According to the researchers, the data from the sensor network uses the motion and position information to maintain an extremely accurate count of the number of people in the space, and uses a specialized algorithm to track people who may be temporarily lost when moving between sensors, thus reducing the number of sensors needed. The new ToF image processing algorithms will extend the current ToF sensing technology developed previously by LESA's image processing and controls group at Rensselaer in order to take advantage of the new capabilities of the plenoptic ToF IC that will be developed by the combined Rensselaer and UNM teams.
Occupancy data is then sent to the building control system to manage heating, cooling, and air conditioning (HVAC) energy consumption in order to maximize building efficiency, according to LESA industry member ABB. The goal is to provide optimal human comfort at reasonable cost.
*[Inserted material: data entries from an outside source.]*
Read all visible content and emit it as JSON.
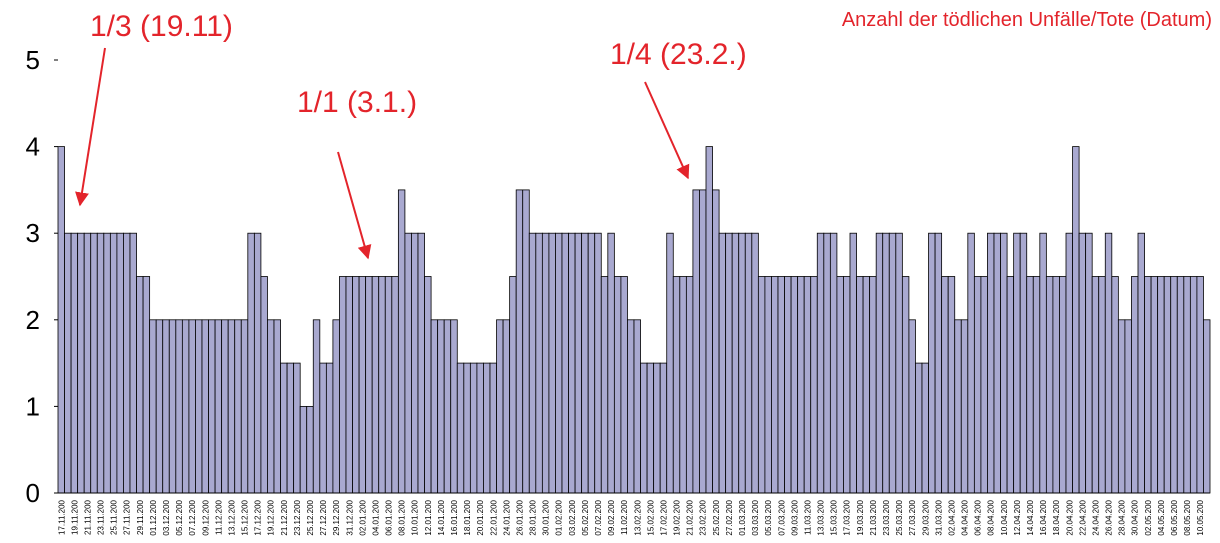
{
  "chart_data": {
    "type": "bar",
    "title": "Anzahl der tödlichen Unfälle/Tote (Datum)",
    "annotations": [
      "1/3 (19.11)",
      "1/1 (3.1.)",
      "1/4 (23.2.)"
    ],
    "color": "#a9a9d0",
    "ylim": [
      0,
      5
    ],
    "yticks": [
      0,
      1,
      2,
      3,
      4,
      5
    ],
    "grid": false,
    "categories": [
      "17.11.200",
      null,
      "19.11.200",
      null,
      "21.11.200",
      null,
      "23.11.200",
      null,
      "25.11.200",
      null,
      "27.11.200",
      null,
      "29.11.200",
      null,
      "01.12.200",
      null,
      "03.12.200",
      null,
      "05.12.200",
      null,
      "07.12.200",
      null,
      "09.12.200",
      null,
      "11.12.200",
      null,
      "13.12.200",
      null,
      "15.12.200",
      null,
      "17.12.200",
      null,
      "19.12.200",
      null,
      "21.12.200",
      null,
      "23.12.200",
      null,
      "25.12.200",
      null,
      "27.12.200",
      null,
      "29.12.200",
      null,
      "31.12.200",
      null,
      "02.01.200",
      null,
      "04.01.200",
      null,
      "06.01.200",
      null,
      "08.01.200",
      null,
      "10.01.200",
      null,
      "12.01.200",
      null,
      "14.01.200",
      null,
      "16.01.200",
      null,
      "18.01.200",
      null,
      "20.01.200",
      null,
      "22.01.200",
      null,
      "24.01.200",
      null,
      "26.01.200",
      null,
      "28.01.200",
      null,
      "30.01.200",
      null,
      "01.02.200",
      null,
      "03.02.200",
      null,
      "05.02.200",
      null,
      "07.02.200",
      null,
      "09.02.200",
      null,
      "11.02.200",
      null,
      "13.02.200",
      null,
      "15.02.200",
      null,
      "17.02.200",
      null,
      "19.02.200",
      null,
      "21.02.200",
      null,
      "23.02.200",
      null,
      "25.02.200",
      null,
      "27.02.200",
      null,
      "01.03.200",
      null,
      "03.03.200",
      null,
      "05.03.200",
      null,
      "07.03.200",
      null,
      "09.03.200",
      null,
      "11.03.200",
      null,
      "13.03.200",
      null,
      "15.03.200",
      null,
      "17.03.200",
      null,
      "19.03.200",
      null,
      "21.03.200",
      null,
      "23.03.200",
      null,
      "25.03.200",
      null,
      "27.03.200",
      null,
      "29.03.200",
      null,
      "31.03.200",
      null,
      "02.04.200",
      null,
      "04.04.200",
      null,
      "06.04.200",
      null,
      "08.04.200",
      null,
      "10.04.200",
      null,
      "12.04.200",
      null,
      "14.04.200",
      null,
      "16.04.200",
      null,
      "18.04.200",
      null,
      "20.04.200",
      null,
      "22.04.200",
      null,
      "24.04.200",
      null,
      "26.04.200",
      null,
      "28.04.200",
      null,
      "30.04.200",
      null,
      "02.05.200",
      null,
      "04.05.200",
      null,
      "06.05.200",
      null,
      "08.05.200",
      null,
      "10.05.200",
      null
    ],
    "values": [
      4,
      3,
      3,
      3,
      3,
      3,
      3,
      3,
      3,
      3,
      3,
      3,
      2.5,
      2.5,
      2,
      2,
      2,
      2,
      2,
      2,
      2,
      2,
      2,
      2,
      2,
      2,
      2,
      2,
      2,
      3,
      3,
      2.5,
      2,
      2,
      1.5,
      1.5,
      1.5,
      1,
      1,
      2,
      1.5,
      1.5,
      2,
      2.5,
      2.5,
      2.5,
      2.5,
      2.5,
      2.5,
      2.5,
      2.5,
      2.5,
      3.5,
      3,
      3,
      3,
      2.5,
      2,
      2,
      2,
      2,
      1.5,
      1.5,
      1.5,
      1.5,
      1.5,
      1.5,
      2,
      2,
      2.5,
      3.5,
      3.5,
      3,
      3,
      3,
      3,
      3,
      3,
      3,
      3,
      3,
      3,
      3,
      2.5,
      3,
      2.5,
      2.5,
      2,
      2,
      1.5,
      1.5,
      1.5,
      1.5,
      3,
      2.5,
      2.5,
      2.5,
      3.5,
      3.5,
      4,
      3.5,
      3,
      3,
      3,
      3,
      3,
      3,
      2.5,
      2.5,
      2.5,
      2.5,
      2.5,
      2.5,
      2.5,
      2.5,
      2.5,
      3,
      3,
      3,
      2.5,
      2.5,
      3,
      2.5,
      2.5,
      2.5,
      3,
      3,
      3,
      3,
      2.5,
      2,
      1.5,
      1.5,
      3,
      3,
      2.5,
      2.5,
      2,
      2,
      3,
      2.5,
      2.5,
      3,
      3,
      3,
      2.5,
      3,
      3,
      2.5,
      2.5,
      3,
      2.5,
      2.5,
      2.5,
      3,
      4,
      3,
      3,
      2.5,
      2.5,
      3,
      2.5,
      2,
      2,
      2.5,
      3,
      2.5,
      2.5,
      2.5,
      2.5,
      2.5,
      2.5,
      2.5,
      2.5,
      2.5,
      2
    ]
  }
}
ABB, through its U.S. Corporate Research organization in Raleigh, North Carolina, will work closely with the Rensselaer team to validate sensor performance via EnergyPlus modeling and hardware-in-the-loop tests to document energy savings for several types of office settings. The ABB team will also support commercialization efforts, a key deliverable of the DOE's ARPA-e SENSOR program.
LESA's vision is focused on creating digitized illumination for new applications in lighting, healthcare, building management, horticulture, and advanced 5G wireless communications platforms. The collaboration with the University of New Mexico and LESA industry partner ABB exemplifies The New Polytechnic, an emerging paradigm for teaching, learning, and research at Rensselaer. The New Polytechnic emphasizes and supports collaboration across disciplines, sectors, and regions to address the great global challenges of our day, using the most advanced tools and technologies, many of which are developed at Rensselaer. Research at Rensselaer addresses some of the world's most pressing technological challenges—from energy security and sustainable development to biotechnology and human health. The New Polytechnic is transformative in the global impact of research, in its innovative pedagogy, and in the lives of students at Rensselaer.